Human PFP from normal individuals typically contains lipoprotein particles present in concentrations outnumbering extracellular vesicles and of similar size (36). Thus, we cannot eliminate the possibility that lipoprotein particles may contribute to scatter as well, although we measured on fasting samples and thus eliminated possible interference of chylomicrons. Finally, the number of individuals included in this study was only 24 (15 females and 9 males) and we did not take into account other demographic factors, which could influence MP levels. Clearly, these measurements need to be extended to larger and broader populations in order to establish a reference interval.
Conclusions
In this study, we have established a method to measure plasma MPs derived from platelets, monocytes, erythrocytes, endothelial cells as well as tissue factor-positive MPs in a healthy population. Coincident occurrence is of minor significance when analyzing at a low flow rate.
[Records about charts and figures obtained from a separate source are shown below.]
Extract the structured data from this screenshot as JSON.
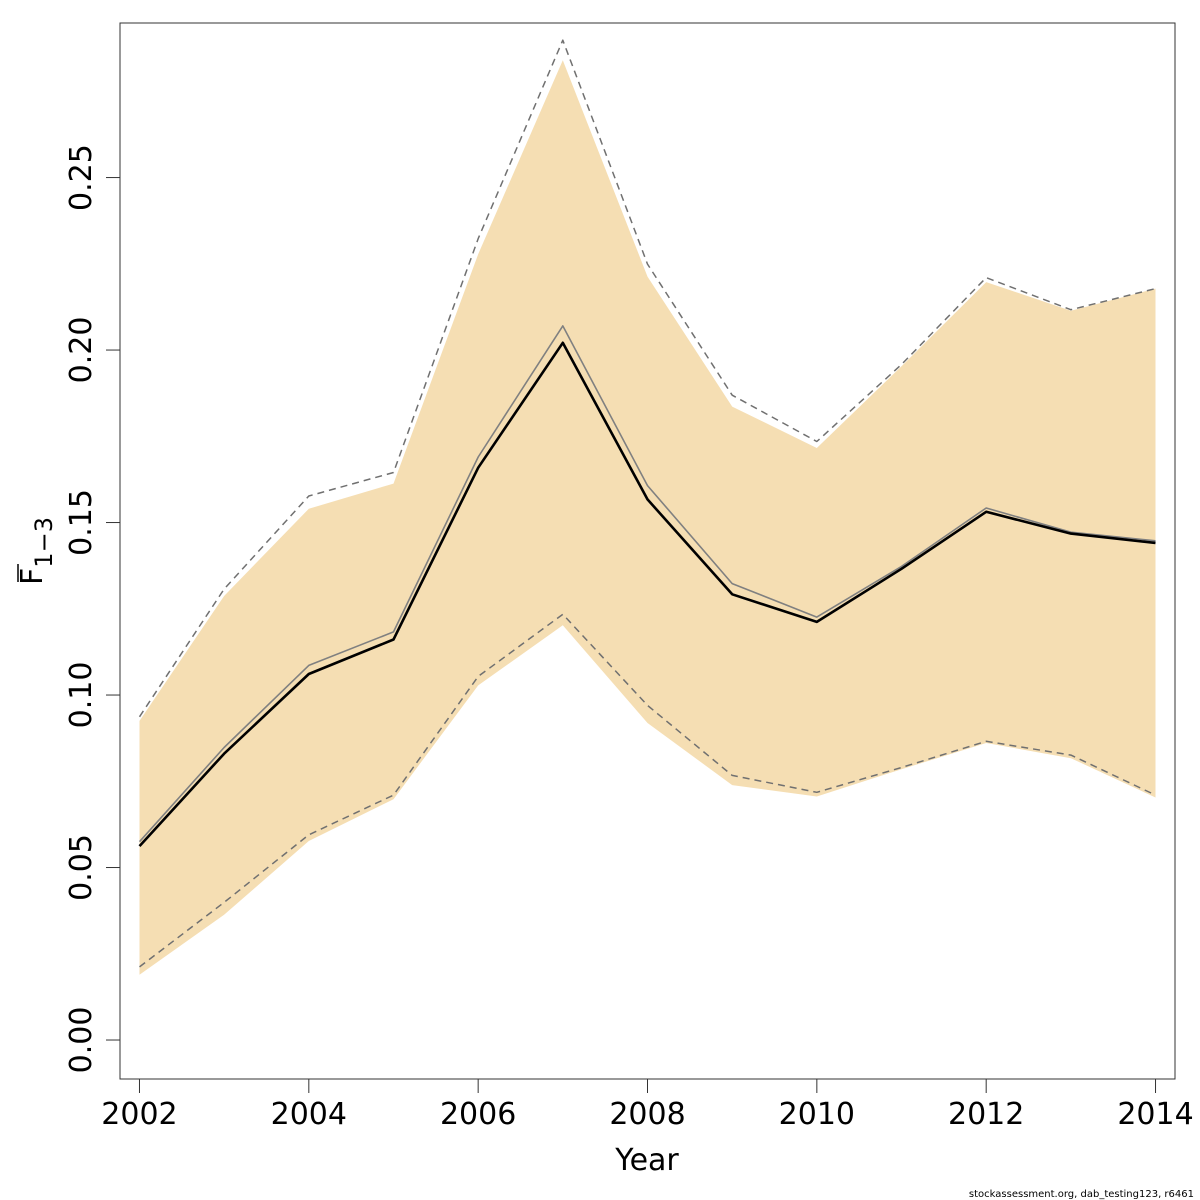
{
  "chart_data": {
    "type": "line",
    "xlabel": "Year",
    "ylabel": "F",
    "ylabel_subscript": "1−3",
    "x": [
      2002,
      2003,
      2004,
      2005,
      2006,
      2007,
      2008,
      2009,
      2010,
      2011,
      2012,
      2013,
      2014
    ],
    "xticks": [
      "2002",
      "2004",
      "2006",
      "2008",
      "2010",
      "2012",
      "2014"
    ],
    "yticks": [
      "0.00",
      "0.05",
      "0.10",
      "0.15",
      "0.20",
      "0.25"
    ],
    "xlim": [
      2001.77,
      2014.23
    ],
    "ylim": [
      -0.0113,
      0.2948
    ],
    "band": {
      "lower": [
        0.0189,
        0.0363,
        0.0577,
        0.0698,
        0.1028,
        0.1202,
        0.0919,
        0.0739,
        0.0706,
        0.0785,
        0.0861,
        0.0817,
        0.0703
      ],
      "upper": [
        0.0925,
        0.1287,
        0.154,
        0.1613,
        0.2278,
        0.284,
        0.2213,
        0.1836,
        0.1716,
        0.1953,
        0.2197,
        0.2114,
        0.2178
      ],
      "color": "#f5deb3"
    },
    "series": [
      {
        "values": [
          0.0562,
          0.083,
          0.1061,
          0.1161,
          0.1659,
          0.2021,
          0.1567,
          0.1292,
          0.1212,
          0.1366,
          0.1531,
          0.1468,
          0.1441
        ],
        "color": "#000000",
        "style": "solid-thick"
      },
      {
        "values": [
          0.0575,
          0.0848,
          0.1086,
          0.1183,
          0.169,
          0.207,
          0.1607,
          0.1323,
          0.1226,
          0.1373,
          0.1542,
          0.1472,
          0.1447
        ],
        "color": "#808080",
        "style": "solid-thin"
      },
      {
        "values": [
          0.0212,
          0.0399,
          0.0595,
          0.071,
          0.1054,
          0.1234,
          0.097,
          0.0767,
          0.0718,
          0.079,
          0.0866,
          0.0826,
          0.071
        ],
        "color": "#707070",
        "style": "dashed"
      },
      {
        "values": [
          0.0937,
          0.1307,
          0.1577,
          0.1645,
          0.2323,
          0.2898,
          0.2249,
          0.1869,
          0.1735,
          0.1958,
          0.221,
          0.2117,
          0.2178
        ],
        "color": "#707070",
        "style": "dashed"
      }
    ],
    "footnote": "stockassessment.org, dab_testing123, r6461",
    "grid": false,
    "legend": "none"
  }
}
MP counts were higher in men compared to women, and the finding of gender-specific difference in PS exposure on MPs emphasizes that gender differences should be considered in study design.
Acknowledgements
All studies were performed at the Department of Clinical Biochemistry, Aarhus University Hospital, and at the FACS Core Facility, The Faculty of Health, Aarhus University, Denmark. We thank Charlotte Christie Petersen for her excellent technical assistance. The Danish Heart Association and the Novo Nordisk Foundation via Danish PhD School of Molecular Metabolism supported this study.
Conflict of interest and funding
The authors declare no conflict of interest and have not received any funding or benefits from industry or any for-profit body for this work.